Fri, June 24
Yoga at lunch
Yeah, I’m supposed to run 30 – 40 minutes on Friday, but I’ve found that my long runs on Saturday are better if I don’t so so be it! But, nothing is not an option – so enter yoga, class number three of the week!
Have I mentioned how much I love yoga? It is just so many layers of awesome. The Friday instructor is amazing. She brings so much energy to the class, but also makes it a challenge and encourages us to do the poses the right way, but also safely.
Today I experienced my first time with the yoga “om” sound. Towards the beginning of the class, with our hands to heart center we were to set our prayer intention. Then she said “we will say one om all together”. I did not say it as I wasn’t sure what I was supposed to do, but entire room erupted in the “om” sound for about 15-20 seconds.
So I had to look it up…
According to Swami Sivananda Saraswati…”Om is the basis of all sounds. Om consists of three letters, A, U and M. A, U, M cover the whole range of sound vibrations. The larynx and the palate are the sounding boards. When you pronounce A, no part of the tongue or palate is touched. When you pronounce U, the sound rolls from the very root to the end of the sounding-board of the mouth. M is the last sound which is produced by closing the two lips. Therefore, all sounds are centred in Om.”

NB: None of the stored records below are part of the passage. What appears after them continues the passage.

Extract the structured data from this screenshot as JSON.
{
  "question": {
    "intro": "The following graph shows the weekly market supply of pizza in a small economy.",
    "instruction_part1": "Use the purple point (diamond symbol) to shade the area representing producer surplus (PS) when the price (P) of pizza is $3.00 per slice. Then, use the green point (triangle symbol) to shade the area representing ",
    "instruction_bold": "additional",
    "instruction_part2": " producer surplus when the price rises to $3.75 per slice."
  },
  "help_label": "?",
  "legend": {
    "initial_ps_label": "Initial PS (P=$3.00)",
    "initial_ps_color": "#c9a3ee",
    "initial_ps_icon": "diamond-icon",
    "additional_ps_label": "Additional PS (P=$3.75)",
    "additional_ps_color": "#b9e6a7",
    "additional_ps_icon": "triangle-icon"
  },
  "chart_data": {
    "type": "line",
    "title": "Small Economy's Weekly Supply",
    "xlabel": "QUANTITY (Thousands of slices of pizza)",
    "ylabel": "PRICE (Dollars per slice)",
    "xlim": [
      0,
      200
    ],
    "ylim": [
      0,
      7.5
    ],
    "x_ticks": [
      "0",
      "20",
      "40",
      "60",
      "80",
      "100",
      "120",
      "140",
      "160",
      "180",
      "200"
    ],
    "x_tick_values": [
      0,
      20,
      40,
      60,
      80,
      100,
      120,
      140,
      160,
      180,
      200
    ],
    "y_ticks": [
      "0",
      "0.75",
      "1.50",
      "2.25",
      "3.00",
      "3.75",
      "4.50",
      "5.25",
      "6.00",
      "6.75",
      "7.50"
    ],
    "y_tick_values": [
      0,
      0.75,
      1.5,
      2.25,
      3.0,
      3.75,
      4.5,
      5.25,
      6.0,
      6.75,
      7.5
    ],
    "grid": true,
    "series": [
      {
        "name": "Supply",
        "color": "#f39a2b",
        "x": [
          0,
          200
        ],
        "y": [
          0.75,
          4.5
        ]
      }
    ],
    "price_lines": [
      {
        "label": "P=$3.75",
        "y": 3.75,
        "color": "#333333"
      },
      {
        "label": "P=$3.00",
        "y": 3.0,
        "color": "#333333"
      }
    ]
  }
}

And Sherry Roberts writes: “The crowds at Woodstock I chanted it in hopes the world would give peace a chance. Paramahansa Yogananda called it “the vibration of the Cosmic Motor.” The great father of yoga, Patanjali, advised using it to overcome the obstacles and distractions in life — all those stones in the path of enlightenment.
Aum (or as Westerners like to spell it: om) is a vital part of the science of yoga. It’s a tool, a phenomenon, a mystery. To many people, aum is just a word chanted in meditation or as a closing prayer in yoga practice. However, translator and Bhagavad Gita scholar Barbara Stoler Miller notes that “according to the ancient Indian traditions preserved in the Upanishads, all speech and thought are derived from one sound aum. It expresses the ultimate reality.”
Aum is considered the all-connecting sound of the universe — one word interpreted as having three sounds representing creation, preservation, and destruction. Yoga teacher B.K.S. Iyengar devotes nearly two pages in his book, Light on Yoga, to the various meanings of aum. “The letter A symbolizes the conscious or waking state,” Iyengar says, “the letter U the dream state, and the letter M the dreamless sleep state of the mind and spirit.” The entire symbol, Iyengar says, stands for the”realization of man’s divinity within himself.”
Aum became the sacred word hum of the Tibetans, amin of the Moslems, and amen of the Egyptians, Greeks, Romans, and Christians. Amen in Hebrew means “sure, faithful.”
Paramahansa Yogananda writes of the aum as the “Word” of the Bible, as the Holy Spirit. In the Christian Bible, Sat-Tat-Aum is spoken of as the Father, Son, and Holy Ghost. According to Yogananda, all aspiring yogis seek to commune with aum and understand it. “Audible utterance of aum produces a sense of sacredness…however, real understanding of aum is obtained only by hearing it internally and then becoming one with it in all creation.”
I especially like the bolded part that talks about how different cultures and religions have embraced the word. There seems to be some Truth that comes from that. Very cool.